I wonder if a GARCH model with only "autoregressive" terms and no lagged innovations makes sense. I have never seen examples of GARCH($p$,0) in the literature. Should the model be discarded altogether?
E.g. GARCH(1,0):
$$ \sigma^2_t = \omega + \delta \sigma^2_{t-1}. $$
From the above expression one can derive (by repeated substitution) that
$$ \sigma^2_t \rightarrow \frac{ \omega }{ 1-\delta } $$
for all $t$, if an infinite past of the process is assumed. In other words, GARCH(1,0) implies homoskedasticity and thus the "autoregressive" term, and indeed the whole model, becomes redundant.
Edit:
My argumentation in the paragraph above was imprecise and likely misleading.

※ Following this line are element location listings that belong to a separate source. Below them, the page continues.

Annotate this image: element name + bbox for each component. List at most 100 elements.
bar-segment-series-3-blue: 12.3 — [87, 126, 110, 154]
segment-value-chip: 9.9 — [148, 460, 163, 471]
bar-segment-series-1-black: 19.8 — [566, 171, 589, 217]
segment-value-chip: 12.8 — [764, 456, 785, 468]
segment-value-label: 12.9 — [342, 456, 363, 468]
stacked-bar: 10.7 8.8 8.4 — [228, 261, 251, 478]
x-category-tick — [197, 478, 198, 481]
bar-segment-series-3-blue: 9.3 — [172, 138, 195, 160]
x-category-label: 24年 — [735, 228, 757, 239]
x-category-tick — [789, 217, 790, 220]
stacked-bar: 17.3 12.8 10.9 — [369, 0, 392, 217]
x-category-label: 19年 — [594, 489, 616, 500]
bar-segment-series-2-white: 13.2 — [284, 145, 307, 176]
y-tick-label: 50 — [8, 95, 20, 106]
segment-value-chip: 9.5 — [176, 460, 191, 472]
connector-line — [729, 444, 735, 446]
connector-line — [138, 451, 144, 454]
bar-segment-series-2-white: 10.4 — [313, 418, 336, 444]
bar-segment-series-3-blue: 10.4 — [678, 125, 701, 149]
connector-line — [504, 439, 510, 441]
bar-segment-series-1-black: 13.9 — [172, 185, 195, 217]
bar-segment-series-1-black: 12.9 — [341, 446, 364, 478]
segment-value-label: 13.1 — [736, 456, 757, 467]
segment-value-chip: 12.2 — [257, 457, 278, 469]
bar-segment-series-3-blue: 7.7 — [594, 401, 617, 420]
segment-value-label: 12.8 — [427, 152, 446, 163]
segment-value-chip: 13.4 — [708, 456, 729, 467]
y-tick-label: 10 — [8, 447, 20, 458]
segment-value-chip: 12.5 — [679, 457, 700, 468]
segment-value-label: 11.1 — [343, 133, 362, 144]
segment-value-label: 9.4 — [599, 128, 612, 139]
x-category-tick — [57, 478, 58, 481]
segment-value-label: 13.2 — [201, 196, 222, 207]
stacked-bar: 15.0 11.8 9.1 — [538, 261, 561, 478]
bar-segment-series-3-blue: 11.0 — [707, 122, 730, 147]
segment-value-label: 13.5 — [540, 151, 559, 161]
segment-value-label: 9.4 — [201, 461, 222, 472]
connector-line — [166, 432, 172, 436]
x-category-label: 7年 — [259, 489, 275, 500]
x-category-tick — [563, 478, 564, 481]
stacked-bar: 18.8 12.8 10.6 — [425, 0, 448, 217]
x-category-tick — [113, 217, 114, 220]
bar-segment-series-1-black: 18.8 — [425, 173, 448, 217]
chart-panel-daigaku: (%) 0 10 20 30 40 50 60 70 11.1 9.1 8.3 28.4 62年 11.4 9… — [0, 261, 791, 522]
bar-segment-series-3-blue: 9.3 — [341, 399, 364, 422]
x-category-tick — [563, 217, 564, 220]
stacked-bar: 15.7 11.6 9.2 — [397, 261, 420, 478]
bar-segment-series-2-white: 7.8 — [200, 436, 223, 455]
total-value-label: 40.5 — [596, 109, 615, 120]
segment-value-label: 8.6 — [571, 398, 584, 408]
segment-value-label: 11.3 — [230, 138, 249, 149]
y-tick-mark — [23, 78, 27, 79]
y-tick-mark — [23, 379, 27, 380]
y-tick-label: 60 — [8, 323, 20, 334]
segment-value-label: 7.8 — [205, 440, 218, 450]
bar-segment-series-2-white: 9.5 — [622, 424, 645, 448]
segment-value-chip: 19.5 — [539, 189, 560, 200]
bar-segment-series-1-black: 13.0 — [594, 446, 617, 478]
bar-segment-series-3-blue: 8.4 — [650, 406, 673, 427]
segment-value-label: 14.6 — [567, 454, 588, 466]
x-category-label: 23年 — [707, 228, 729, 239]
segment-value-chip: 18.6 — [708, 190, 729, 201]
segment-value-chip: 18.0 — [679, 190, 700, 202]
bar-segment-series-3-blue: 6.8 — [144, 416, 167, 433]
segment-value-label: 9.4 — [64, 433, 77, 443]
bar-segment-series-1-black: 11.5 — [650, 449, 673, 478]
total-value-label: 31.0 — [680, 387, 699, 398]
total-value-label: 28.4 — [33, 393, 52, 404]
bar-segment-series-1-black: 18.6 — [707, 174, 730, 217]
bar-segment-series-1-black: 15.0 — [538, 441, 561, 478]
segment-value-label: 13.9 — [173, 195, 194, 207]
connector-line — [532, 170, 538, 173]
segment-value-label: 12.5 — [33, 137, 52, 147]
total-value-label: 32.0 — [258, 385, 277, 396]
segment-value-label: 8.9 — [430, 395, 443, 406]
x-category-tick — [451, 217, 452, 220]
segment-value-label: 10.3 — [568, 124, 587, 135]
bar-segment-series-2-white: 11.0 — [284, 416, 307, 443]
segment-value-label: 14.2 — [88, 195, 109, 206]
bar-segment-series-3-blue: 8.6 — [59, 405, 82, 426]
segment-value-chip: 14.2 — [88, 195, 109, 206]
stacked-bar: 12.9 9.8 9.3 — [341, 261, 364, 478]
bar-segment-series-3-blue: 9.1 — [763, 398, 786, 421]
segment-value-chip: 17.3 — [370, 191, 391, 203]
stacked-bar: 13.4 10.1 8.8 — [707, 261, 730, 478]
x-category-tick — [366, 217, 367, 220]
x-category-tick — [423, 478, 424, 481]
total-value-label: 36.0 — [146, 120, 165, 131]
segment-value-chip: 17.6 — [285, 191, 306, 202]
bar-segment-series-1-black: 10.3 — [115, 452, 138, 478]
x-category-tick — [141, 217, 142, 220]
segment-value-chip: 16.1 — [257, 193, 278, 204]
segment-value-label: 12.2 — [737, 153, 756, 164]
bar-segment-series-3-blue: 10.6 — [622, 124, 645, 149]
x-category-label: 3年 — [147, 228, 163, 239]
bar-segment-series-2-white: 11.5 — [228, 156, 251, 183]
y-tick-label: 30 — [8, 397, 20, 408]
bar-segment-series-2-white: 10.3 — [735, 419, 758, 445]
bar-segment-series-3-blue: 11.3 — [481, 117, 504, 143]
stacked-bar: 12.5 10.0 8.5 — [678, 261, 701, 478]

The point I was trying to make (and John's answer below helped me realize and formulate it better) is that whatever the initial conditional variance is, after a long enough time the conditional variance will stabilize around the level $\frac{ \omega }{ 1-\delta }$. However, it will at the same time obey the law of motion $\sigma^2_t = \omega + \delta \sigma_{t-1}^2$. The two can only be reconciled with $\omega=0$ and $\delta=1$. The latter implies constant conditional variance. Hence, GARCH(1,0) only makes sense when $\omega=0$ and $\delta=1$, which means the whole GARCH model is redundant as the conditional variance is constant.
(End of edit)
Of course, when estimating models in practice, we do not have infinite past; but for long enough time series this approximation should be reasonably representative.
Is this right? Should we never use GARCH($p$,0)?